Mind you, Bush, I must be one of the few Americans who really don’t mind paying my share for gas (in the global context, we still get it cheap). Besides, I drive a Prius. I drove sixty miles yesterday at an average of fifty-one point two miles per gallon. How’s that for conservation? The question of course is, why did we wait so long, and why are we so slow making thoughtful decisions about what we drive? My theory is, we’ve been sold a bill of goods by our government and our corporate exploiters. But that’s just me on my right-wing conspiracy hobby-horse.

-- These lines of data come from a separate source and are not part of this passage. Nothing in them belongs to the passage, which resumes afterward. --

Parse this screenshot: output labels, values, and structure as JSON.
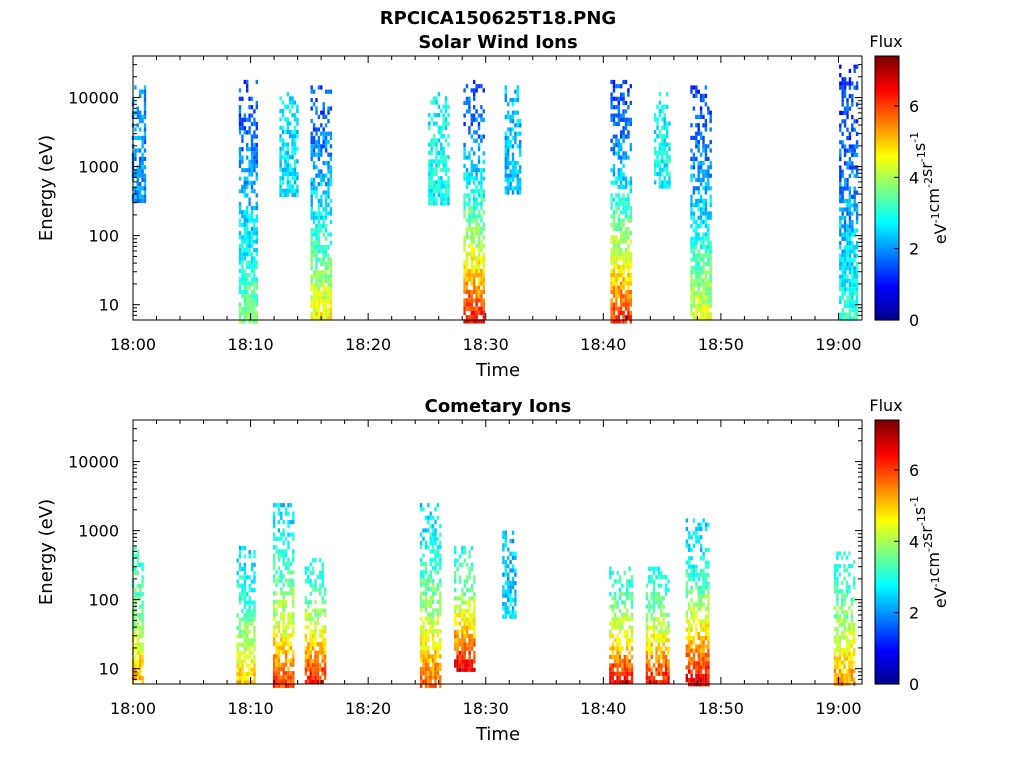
{
  "figure": {
    "title": "RPCICA150625T18.PNG"
  },
  "colormap": {
    "stops": [
      "#00008f",
      "#0000ff",
      "#0080ff",
      "#00ffff",
      "#80ff80",
      "#ffff00",
      "#ff8000",
      "#ff0000",
      "#800000"
    ]
  },
  "chart_data": [
    {
      "type": "heatmap",
      "title": "Solar Wind Ions",
      "xlabel": "Time",
      "ylabel": "Energy (eV)",
      "x_ticks": [
        "18:00",
        "18:10",
        "18:20",
        "18:30",
        "18:40",
        "18:50",
        "19:00"
      ],
      "xlim_minutes": [
        0,
        62
      ],
      "y_scale": "log",
      "y_ticks": [
        "10",
        "100",
        "1000",
        "10000"
      ],
      "ylim": [
        6,
        40000
      ],
      "colorbar": {
        "title": "Flux",
        "label": "eV-1cm-2sr-1s-1",
        "ticks": [
          "0",
          "2",
          "4",
          "6"
        ],
        "range": [
          0,
          7.4
        ]
      },
      "bursts": [
        {
          "minute": 0.5,
          "width": 1.2,
          "emin": 300,
          "emax": 15000,
          "flux_high_e": 2.0,
          "flux_low_e": 2.0
        },
        {
          "minute": 9.8,
          "width": 1.6,
          "emin": 6,
          "emax": 18000,
          "flux_high_e": 1.5,
          "flux_low_e": 3.8
        },
        {
          "minute": 13.2,
          "width": 1.5,
          "emin": 400,
          "emax": 12000,
          "flux_high_e": 2.6,
          "flux_low_e": 2.6
        },
        {
          "minute": 16.0,
          "width": 1.8,
          "emin": 6,
          "emax": 15000,
          "flux_high_e": 1.5,
          "flux_low_e": 4.8
        },
        {
          "minute": 26.0,
          "width": 1.8,
          "emin": 300,
          "emax": 12000,
          "flux_high_e": 2.8,
          "flux_low_e": 2.8
        },
        {
          "minute": 29.0,
          "width": 1.8,
          "emin": 6,
          "emax": 18000,
          "flux_high_e": 1.4,
          "flux_low_e": 6.5
        },
        {
          "minute": 32.3,
          "width": 1.4,
          "emin": 400,
          "emax": 15000,
          "flux_high_e": 2.3,
          "flux_low_e": 2.3
        },
        {
          "minute": 41.5,
          "width": 1.8,
          "emin": 6,
          "emax": 18000,
          "flux_high_e": 1.4,
          "flux_low_e": 6.3
        },
        {
          "minute": 45.0,
          "width": 1.4,
          "emin": 500,
          "emax": 12000,
          "flux_high_e": 2.8,
          "flux_low_e": 2.8
        },
        {
          "minute": 48.3,
          "width": 1.8,
          "emin": 6,
          "emax": 15000,
          "flux_high_e": 1.4,
          "flux_low_e": 4.5
        },
        {
          "minute": 60.8,
          "width": 1.5,
          "emin": 6,
          "emax": 30000,
          "flux_high_e": 1.3,
          "flux_low_e": 3.2
        }
      ]
    },
    {
      "type": "heatmap",
      "title": "Cometary Ions",
      "xlabel": "Time",
      "ylabel": "Energy (eV)",
      "x_ticks": [
        "18:00",
        "18:10",
        "18:20",
        "18:30",
        "18:40",
        "18:50",
        "19:00"
      ],
      "xlim_minutes": [
        0,
        62
      ],
      "y_scale": "log",
      "y_ticks": [
        "10",
        "100",
        "1000",
        "10000"
      ],
      "ylim": [
        6,
        40000
      ],
      "colorbar": {
        "title": "Flux",
        "label": "eV-1cm-2sr-1s-1",
        "ticks": [
          "0",
          "2",
          "4",
          "6"
        ],
        "range": [
          0,
          7.4
        ]
      },
      "bursts": [
        {
          "minute": 0.4,
          "width": 1.0,
          "emin": 6,
          "emax": 600,
          "flux_high_e": 3.0,
          "flux_low_e": 5.5
        },
        {
          "minute": 9.6,
          "width": 1.6,
          "emin": 6,
          "emax": 600,
          "flux_high_e": 2.6,
          "flux_low_e": 5.2
        },
        {
          "minute": 12.8,
          "width": 1.8,
          "emin": 6,
          "emax": 2500,
          "flux_high_e": 2.6,
          "flux_low_e": 6.0
        },
        {
          "minute": 15.5,
          "width": 1.8,
          "emin": 6,
          "emax": 400,
          "flux_high_e": 3.0,
          "flux_low_e": 6.6
        },
        {
          "minute": 25.3,
          "width": 1.8,
          "emin": 6,
          "emax": 2500,
          "flux_high_e": 2.6,
          "flux_low_e": 5.8
        },
        {
          "minute": 28.2,
          "width": 1.8,
          "emin": 10,
          "emax": 600,
          "flux_high_e": 3.0,
          "flux_low_e": 6.8
        },
        {
          "minute": 32.0,
          "width": 1.2,
          "emin": 60,
          "emax": 1000,
          "flux_high_e": 2.3,
          "flux_low_e": 2.6
        },
        {
          "minute": 41.5,
          "width": 2.0,
          "emin": 6,
          "emax": 300,
          "flux_high_e": 3.0,
          "flux_low_e": 6.8
        },
        {
          "minute": 44.6,
          "width": 2.0,
          "emin": 6,
          "emax": 300,
          "flux_high_e": 3.0,
          "flux_low_e": 6.6
        },
        {
          "minute": 48.0,
          "width": 2.0,
          "emin": 6,
          "emax": 1500,
          "flux_high_e": 2.4,
          "flux_low_e": 6.8
        },
        {
          "minute": 60.5,
          "width": 1.8,
          "emin": 6,
          "emax": 500,
          "flux_high_e": 3.0,
          "flux_low_e": 5.6
        }
      ]
    }
  ]
}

By the way, my travels yesterday took me to a couple of notable art exhibits, Bush. I actually went to see the one I mentioned the other day—the new old masterpiece show? Thumbs down. What a yawn. What you should see, Bush, if you could take the time to travel so far, is the two great globes by the artist Russell Crotty. I guess about four or five feet in diameter, they’re suspended from the ceiling of this huge, otherwise empty gallery space at about waist height, so they look enormous. Their surface is covered with millions of tiny scratch-marks (graphite, I think)—the one, to create a vast image of the night sky, with stars; the other, an image of both night sky and Earth, with a jagged horizon line of tree outlines around its girth. The pair of them a powerful homage, I thought, to the energy, the intricacy, the interdependence and, yes, Bush, the incredible beauty of this planet and its celestial environs. It’s worth conserving.

2 comments:

Anonymous said...

Peter, he might have said "If we conserve, we'll use less", but I'll bet he was thinking "If you conserve, we'll be useless."

Peter Clothier said...

Nicely put, David. Thanks for the thought.